Why don’t the greenhouse gases escape through the Ozone Hole?

Can we blame him for the confusion?
Can we blame him for the confusion?

Don’t laugh. The perception of the TV viewer in this cartoon (which first appeared a couple of years ago in the Akron Beacon Journal in Ohio, United States) is more common that you’d think. In recent years, as climate change rose up in the media’s news agenda and the public’s list of concerns, I have met a number of people – from across educational and cultural spectra – who harbour similar confusion about the two issues.

I showed this cartoon, and referred to the wide-spread confusion, in my opening remarks to the Ozone Media Roundtable, an event to engage Asian media professionals on the nexus between ozone depletion and climate change. The meeting, held in Chiang Mai, Thailand, on 8 – 9 October 2009, was organised jointly by the United Nations Environment Programme (UNEP) and TVE Asia Pacific for invited senior journalists and broadcasters from the Asia Pacific region.

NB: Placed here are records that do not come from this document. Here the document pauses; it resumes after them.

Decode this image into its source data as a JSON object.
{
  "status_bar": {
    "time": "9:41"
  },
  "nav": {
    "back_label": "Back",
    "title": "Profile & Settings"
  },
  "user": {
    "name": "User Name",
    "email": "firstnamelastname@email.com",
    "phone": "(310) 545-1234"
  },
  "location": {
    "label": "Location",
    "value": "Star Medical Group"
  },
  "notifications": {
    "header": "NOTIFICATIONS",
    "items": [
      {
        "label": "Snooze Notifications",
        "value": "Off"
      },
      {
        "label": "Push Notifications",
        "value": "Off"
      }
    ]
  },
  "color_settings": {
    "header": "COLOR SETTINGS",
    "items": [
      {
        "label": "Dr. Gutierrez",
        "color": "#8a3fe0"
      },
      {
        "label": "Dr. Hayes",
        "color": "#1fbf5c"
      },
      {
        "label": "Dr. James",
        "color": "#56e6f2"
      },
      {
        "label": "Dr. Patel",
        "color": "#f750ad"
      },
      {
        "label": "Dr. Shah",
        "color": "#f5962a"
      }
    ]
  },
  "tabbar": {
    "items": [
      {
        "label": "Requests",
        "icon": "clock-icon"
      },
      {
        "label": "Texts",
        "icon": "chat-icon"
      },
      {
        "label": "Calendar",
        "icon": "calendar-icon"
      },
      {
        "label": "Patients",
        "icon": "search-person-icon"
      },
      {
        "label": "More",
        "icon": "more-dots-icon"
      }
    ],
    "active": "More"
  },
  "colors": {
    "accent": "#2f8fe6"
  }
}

Ozone layer depletion and climate change are linked in a number of ways, but ozone depletion is not a direct or major cause of climate change.

In fact, the relationship between ozone and climate is both complex and nuanced, which has prompted some experts to call it a ‘Tango in the Atmosphere’. Ozone affects climate, and climate affects ozone. The authoritative UNEP GRID Arendal website says: “Ozone depletion and climate change are two distinct problems but as they both modify global cycles, they cannot be totally separated. There are still many uncertainties concerning the relations between the two processes.”

Read more about this at the Ozone Hole website.

Since the late 1980s, Montreal Protocol on substances that deplete the ozone layer has successfully phased-out 97 per cent of 100 chemicals that damage the protective shield that filters out harmful ultra violet rays to the Earth.

In recent years, research has outlined that global efforts to protect the ozone layer has also delivered climate benefits as many of the chemicals that damage the ozone layer – such as chloroflurocarbons or CFCs – also cause global warming.

In 2007 a scientific paper calculated the climate mitigation benefits of the ozone treaty as totalling an equivalent of 135 billion tonnes of C02 since 1990 or a delay in global warming of seven to 12 years. That same year countries meeting in Canada, under the Montreal Protocol, agreed to an accelerated freeze and phase-out of Hydrochloroflurocarbons (HCFCs)—chemicals designed to replace the old, more ozone-damaging CFCs – in the main for the climate benefits.